Yes, Stewie being gay (or at least hinting at it) is a running joke in the series, even if he has had one or two female love interests.


----------



## miniGOINGS (Jun 26, 2010)

InfernoTowel said:


> Other window you have open:
> "B*tches don't know 'bout my..."



"...ZB method."


----------



## Sa967St (Jun 26, 2010)

InfernoTowel said:


> Edward said:
> 
> 
> > Spoiler
> ...


Shoes on head. It's become a trend in Lance's webcasts.


----------



## JeffDelucia (Jun 26, 2010)

First off I know it's the off-topic section but nobody really cares about this...Also I really don't want this to turn into another pro-gay vs anti-gay debate thread.


----------



## Kirjava (Jun 26, 2010)

mcsqueizy said:


> because i just watched two episodes of family guy and in one there was a sexy party and in the other it made him seem not straight and i was just wondering


----------



## Chapuunka (Jun 26, 2010)

JeffDelucia said:


> Also I really don't want this to turn into another pro-gay vs anti-gay debate thread.
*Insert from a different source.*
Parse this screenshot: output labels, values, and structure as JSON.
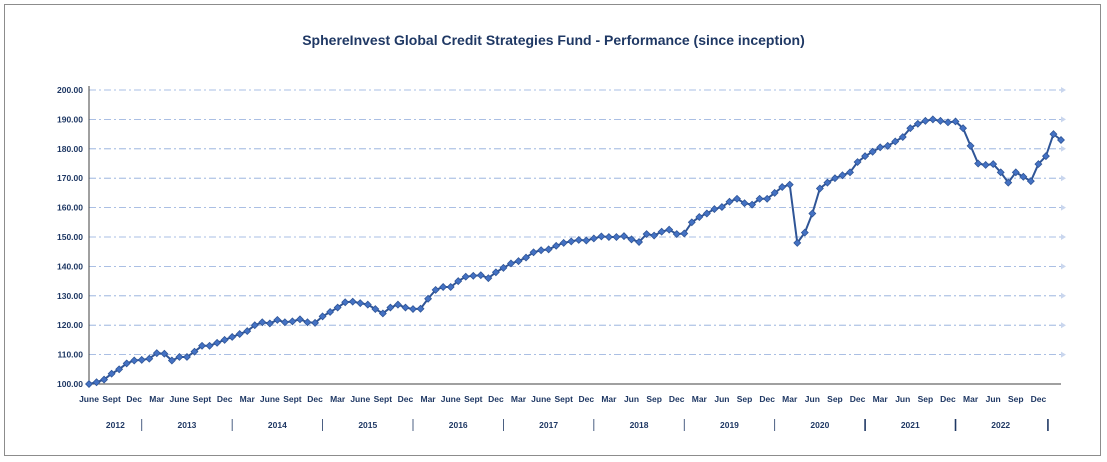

It wasn't heading that way at all, but now you've given me ideas. But for the sake of public peace, I won't say anything.


----------



## mcsqueizy (Jun 26, 2010)

JeffDelucia said:


> First off I know it's the off-topic section but nobody really cares about this...Also I really don't want this to turn into another pro-gay vs anti-gay debate thread.



im not saying that he is gay or if i am for or not its just a question


----------



## Ethan Rosen (Jun 26, 2010)

god dammit mcsqueizy you brought aki here.


----------



## ThatGuy (Jun 26, 2010)

yes he is. he's from family guy.


----------



## mcsqueizy (Jun 26, 2010)

Ethan Rosen said:


> god dammit mcsqueizy you brought aki here.



whose he


----------



## Edward (Jun 26, 2010)

mcsqueizy said:


> Ethan Rosen said:
> 
> 
> > god dammit mcsqueizy you brought aki here.
> ...


----------



## mcsqueizy (Jun 26, 2010)

Edward said:


> mcsqueizy said:
> 
> 
> > Ethan Rosen said:
> ...



that doesnt help


----------



## miniGOINGS (Jun 26, 2010)

And neither does this thread.


----------



## mcsqueizy (Jun 26, 2010)

miniGOINGS said:


> And neither does this thread.



i didnt expect help lol


----------



## Kirjava (Jun 26, 2010)

I like this thread because it is silly.


----------



## Samania (Jun 26, 2010)

but I don't understand why we need a thread asking for a ridiculous question on here..and it's about a cartoon..


----------



## mcsqueizy (Jun 26, 2010)

Samania said:


> but I don't understand why we need a thread asking for a ridiculous question on here..and it's about a cartoon..



well i was talking on facebook about it and it was split between gay and not gay with my friends and this is the only fourm im on


----------